Можно было, конечно, и ей, этой ведьме, разукрасить рожу, но я не из тех, которые бьют женщин. Что ж, вытер платком выступившие слезы, отхаркнулся и выплюнул половину зуба. Между тем публика стоит вокруг лужи и с нетерпением ждет, когда я ее выкупаю в грязи. А я только поплевал на тот же платок, до блеска вычистил ее драгоценную туфельку и ледяным голосом процедил сквозь окровавленные губы:
— Я-то думал, что вы человек, моя несравненная.
Тем бы дело и кончилось, но, как обычно бывает, находятся ябеды, без которых ни одна приличная школа не была бы школой, а райскими кущами. Еще урок не начался, а уже влетает директорша, вся помолодевшая после позднего замужества с пожарным начальником, и на ней ядовито-желтое платье, от которого начинает сосать под ложечкой, да еще с вырезом сверху и снизу.
— Покажите мне ваши зубы, Шатас. — Она заставляет меня раскрыть рот. А Люка тем временем стоит ни жива ни мертва.

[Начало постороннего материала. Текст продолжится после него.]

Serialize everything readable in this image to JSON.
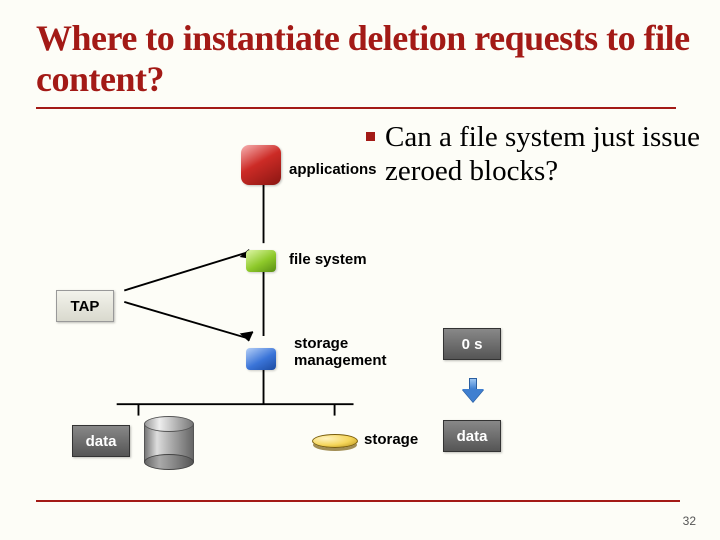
{
  "title": "Where to instantiate deletion requests to file content?",
  "bullet": "Can a file system just issue zeroed blocks?",
  "labels": {
    "applications": "applications",
    "file_system": "file system",
    "storage_management": "storage\nmanagement",
    "storage": "storage"
  },
  "boxes": {
    "tap": "TAP",
    "data": "data",
    "zeros": "0 s",
    "data2": "data"
  },
  "page_number": "32"
}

Я раскрываю рот и зажмуриваю глаза, а директорша приподнимается на цыпочках, и мне кажется, что она сейчас просунет свой пожелтевший от сигарет пальчик в зияющее отверстие между моими зубами. Но она лишь загадочно улыбается, а Люка бледнеет еще больше.
— Вы, Шатас, поете в хоре? — спрашивает директорша.
— К сожалению, пою.
— А не вы ли, Шатас, чемпион художественного чтения, вернее, лауреат?

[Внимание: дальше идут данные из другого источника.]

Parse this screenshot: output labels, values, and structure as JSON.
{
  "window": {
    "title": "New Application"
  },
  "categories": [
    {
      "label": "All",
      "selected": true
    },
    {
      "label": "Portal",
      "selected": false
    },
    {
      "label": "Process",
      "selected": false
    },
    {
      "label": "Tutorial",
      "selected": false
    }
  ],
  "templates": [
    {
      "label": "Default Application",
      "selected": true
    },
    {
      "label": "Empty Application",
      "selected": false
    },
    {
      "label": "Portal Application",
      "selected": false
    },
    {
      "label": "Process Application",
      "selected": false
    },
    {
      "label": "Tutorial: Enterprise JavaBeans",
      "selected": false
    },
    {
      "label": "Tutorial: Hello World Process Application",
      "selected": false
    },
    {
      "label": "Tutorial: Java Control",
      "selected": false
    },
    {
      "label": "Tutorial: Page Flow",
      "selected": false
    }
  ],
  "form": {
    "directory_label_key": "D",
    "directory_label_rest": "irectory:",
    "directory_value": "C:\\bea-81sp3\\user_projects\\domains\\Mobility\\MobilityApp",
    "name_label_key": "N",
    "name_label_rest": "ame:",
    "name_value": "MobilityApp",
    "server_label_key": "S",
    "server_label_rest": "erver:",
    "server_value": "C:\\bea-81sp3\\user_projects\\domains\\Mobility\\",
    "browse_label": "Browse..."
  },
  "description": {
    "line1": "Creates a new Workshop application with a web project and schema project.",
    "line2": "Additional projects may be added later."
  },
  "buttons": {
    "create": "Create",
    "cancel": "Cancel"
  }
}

— Да, в прошлом году был, — скромно отвечаю я.
— А в этом году вы, пожалуй, станете шепелявить? — донимает меня директорша, и я догадываюсь, что она сейчас начнет распекать Люку. Чую, она готова ее растерзать. Что поделаешь, нужно понять и директоршу: хоть она и помолодела, но где ей равняться с Люкой!
— Я давно уже наблюдаю за вами, Каминскайте… У меня пятнадцатилетний педагогический опыт, но такой наглости мне еще не приходилось встречать…

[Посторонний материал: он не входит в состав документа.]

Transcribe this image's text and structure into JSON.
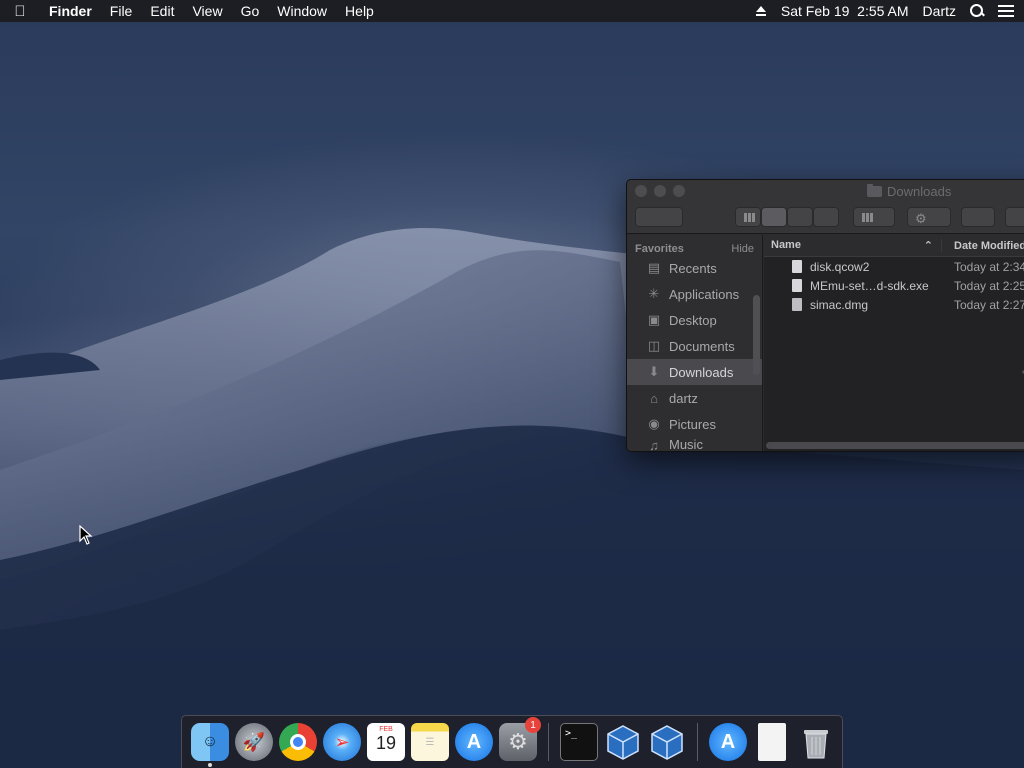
{
  "menubar": {
    "apple_icon": "apple-icon",
    "app_name": "Finder",
    "menus": [
      "File",
      "Edit",
      "View",
      "Go",
      "Window",
      "Help"
    ],
    "datetime": "Sat Feb 19  2:55 AM",
    "user": "Dartz"
  },
  "finder": {
    "title": "Downloads",
    "sidebar_header": "Favorites",
    "sidebar_hide": "Hide",
    "sidebar_items": [
      {
        "label": "Recents",
        "icon": "recents-icon"
      },
      {
        "label": "Applications",
        "icon": "applications-icon"
      },
      {
        "label": "Desktop",
        "icon": "desktop-icon"
      },
      {
        "label": "Documents",
        "icon": "documents-icon"
      },
      {
        "label": "Downloads",
        "icon": "downloads-icon",
        "selected": true
      },
      {
        "label": "dartz",
        "icon": "home-icon"
      },
      {
        "label": "Pictures",
        "icon": "pictures-icon"
      },
      {
        "label": "Music",
        "icon": "music-icon"
      }
    ],
    "columns": {
      "name": "Name",
      "date": "Date Modified"
    },
    "files": [
      {
        "name": "disk.qcow2",
        "date": "Today at 2:34"
      },
      {
        "name": "MEmu-set…d-sdk.exe",
        "date": "Today at 2:25"
      },
      {
        "name": "simac.dmg",
        "date": "Today at 2:27"
      }
    ]
  },
  "dock": {
    "apps": [
      {
        "name": "Finder",
        "icon": "finder-icon",
        "running": true
      },
      {
        "name": "Launchpad",
        "icon": "launchpad-icon"
      },
      {
        "name": "Chrome",
        "icon": "chrome-icon"
      },
      {
        "name": "Safari",
        "icon": "safari-icon"
      },
      {
        "name": "Calendar",
        "icon": "calendar-icon",
        "month": "FEB",
        "day": "19"
      },
      {
        "name": "Notes",
        "icon": "notes-icon"
      },
      {
        "name": "App Store",
        "icon": "app-store-icon"
      },
      {
        "name": "System Preferences",
        "icon": "system-preferences-icon",
        "badge": "1"
      },
      {
        "name": "Terminal",
        "icon": "terminal-icon",
        "prompt": ">_"
      },
      {
        "name": "VirtualBox",
        "icon": "virtualbox-icon"
      },
      {
        "name": "VirtualBox VM",
        "icon": "virtualbox-vm-icon"
      },
      {
        "name": "App Store Downloads",
        "icon": "app-store-folder-icon"
      },
      {
        "name": "Document",
        "icon": "document-icon"
      },
      {
        "name": "Trash",
        "icon": "trash-icon"
      }
    ]
  },
  "colors": {
    "accent": "#0a84ff",
    "badge": "#e8433b"
  }
}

Я перевожу дыхание, а Люка Каминскайте жалобно бормочет:
— Я больше не буду…
— Вот видите, товарищ директор, — с жалкой улыбкой на распухших губах бормочу я, — мне нисколечко не больно… И я сам же попросил Каминскайте выбить мне зуб.
— Вы сами? Попросили? — недоумевает директорша.
— Увы, это так, — вздыхаю я, — потому что прогнивший зуб может испортить здоровье.
Ха, неплохо я это придумал.
А лицо директорши начинает покрываться красными пятнами, и она все повторяет как заведенная:
— Вот оно что, вот оно что…
Я стою и этак примирительно улыбаюсь, а Люка таращит на меня глаза, вроде бы злится, и не поймешь — вдруг опять хватит по зубам.
— Ступайте, Шатас, домой и приведите себя в порядок, — чуть слышно произносит директорша.
И я ухожу со своим портфельчиком и пью у водопойки из алюминиевой кружки на цепи дезинфицированную воду. По коридору бежит в класс опоздавший Рагайшис с журналом под мышкой, торопится обогатить багаж наших знаний. Школьную воду пить здорово, она уничтожает бациллы и лечит ангину, но вот, гляжу, из класса вылетает Люка, а из ее носа фонтаном бьет кровь.